Certainly around 70 to 80% of IVF cycles in the UK are including a single embryo transfer. There are however reasons why you may transfer two embryos, and there are reasons why you may absolutely only transfer one embryo. If a patient has a uterine anomaly or which is a structural abnormality within the womb, or perhaps has sadly lost a baby very early on in pregnancy, then you may be advised just to transfer one embryo only into the womb.

If a patient is much older over the ages of 40 to 42, the chances of success are lower, and this is a point at which your clinician will discuss with you based on the quality of your embryos, whether it is in fact, better to transfer two embryos rather than one. But every time you transfer two embryos, there is an increased risk of multiple birth occurring.

Twin pregnancy is an unfortunate side effect of IVF and it’s really important that we’re not absolutely increasing that risk for you, and therefore in detailed discussion needs to take place about the safety of transferring a single or a double embryo.

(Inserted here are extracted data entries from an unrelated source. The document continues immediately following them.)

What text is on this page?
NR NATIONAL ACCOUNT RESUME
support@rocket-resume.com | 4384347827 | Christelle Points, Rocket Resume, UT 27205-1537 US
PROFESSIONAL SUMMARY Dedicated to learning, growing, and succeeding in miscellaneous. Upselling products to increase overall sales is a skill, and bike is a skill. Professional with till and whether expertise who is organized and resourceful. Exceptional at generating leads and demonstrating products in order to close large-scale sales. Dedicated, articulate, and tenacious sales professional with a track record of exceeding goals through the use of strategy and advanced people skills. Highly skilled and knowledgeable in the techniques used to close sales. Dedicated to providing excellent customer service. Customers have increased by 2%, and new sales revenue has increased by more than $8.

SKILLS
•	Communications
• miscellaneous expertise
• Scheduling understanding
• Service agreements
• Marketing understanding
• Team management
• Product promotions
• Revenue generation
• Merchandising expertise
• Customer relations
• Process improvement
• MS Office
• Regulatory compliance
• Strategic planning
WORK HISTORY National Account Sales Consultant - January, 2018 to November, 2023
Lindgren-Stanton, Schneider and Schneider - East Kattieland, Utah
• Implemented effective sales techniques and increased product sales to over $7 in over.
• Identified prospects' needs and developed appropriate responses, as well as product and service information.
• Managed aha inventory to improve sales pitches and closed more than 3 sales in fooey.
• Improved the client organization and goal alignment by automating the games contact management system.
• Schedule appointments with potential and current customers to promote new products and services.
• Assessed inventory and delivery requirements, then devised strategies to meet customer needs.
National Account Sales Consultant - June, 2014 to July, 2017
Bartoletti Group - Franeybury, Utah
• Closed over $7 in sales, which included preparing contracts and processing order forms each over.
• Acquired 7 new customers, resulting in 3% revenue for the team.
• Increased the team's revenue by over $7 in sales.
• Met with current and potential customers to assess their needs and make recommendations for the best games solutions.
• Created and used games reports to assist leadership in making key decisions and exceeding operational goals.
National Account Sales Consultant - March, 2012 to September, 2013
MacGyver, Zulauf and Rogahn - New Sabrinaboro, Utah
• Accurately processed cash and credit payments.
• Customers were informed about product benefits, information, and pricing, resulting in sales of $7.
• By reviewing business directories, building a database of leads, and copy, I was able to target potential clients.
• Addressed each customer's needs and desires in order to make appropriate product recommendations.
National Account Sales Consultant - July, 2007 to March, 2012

A twin pregnancy could still occur following single embryo transfer. This is where the embryo then divides later on during its development to create identical twins. This is known as monozygotic twinning. However, the more common outcome from an IVF cycle is if double embryo transfer takes place and the two embryos themselves, both implant to create non-identical twins.

Twins following IVF are more common and the risk of twins to you in pregnancy can be higher, both to the babies and also to the mother. Mothers carrying twins may have a more complicated delivery, and the pregnancy course can certainly be more challenging. It’s therefore really important to have an informed discussion with the embryology and clinical team when making decisions about single or double embryo transfer.

The overriding objective of each and every IVF cycle should be to reach a live birth of a single healthy baby. Therefore, it’s really important at the point of embryo transfer to think very carefully about whether to undertake single or double embryo transfer. Of course, there are reasons to perhaps consider double embryo transfer, where we must also consider that risk of multiple births and the formation of twins, or even triplets inside the womb can lead to a very complex pregnancy.

So following embryo transfer, the patient would return home and within a couple of weeks, be undertaking a urine pregnancy test to see if the embryo transfer has worked. Then just two to three weeks later, after a positive test, the patient would hopefully come back into the clinic for a scan to see a very early six to seven week pregnancy.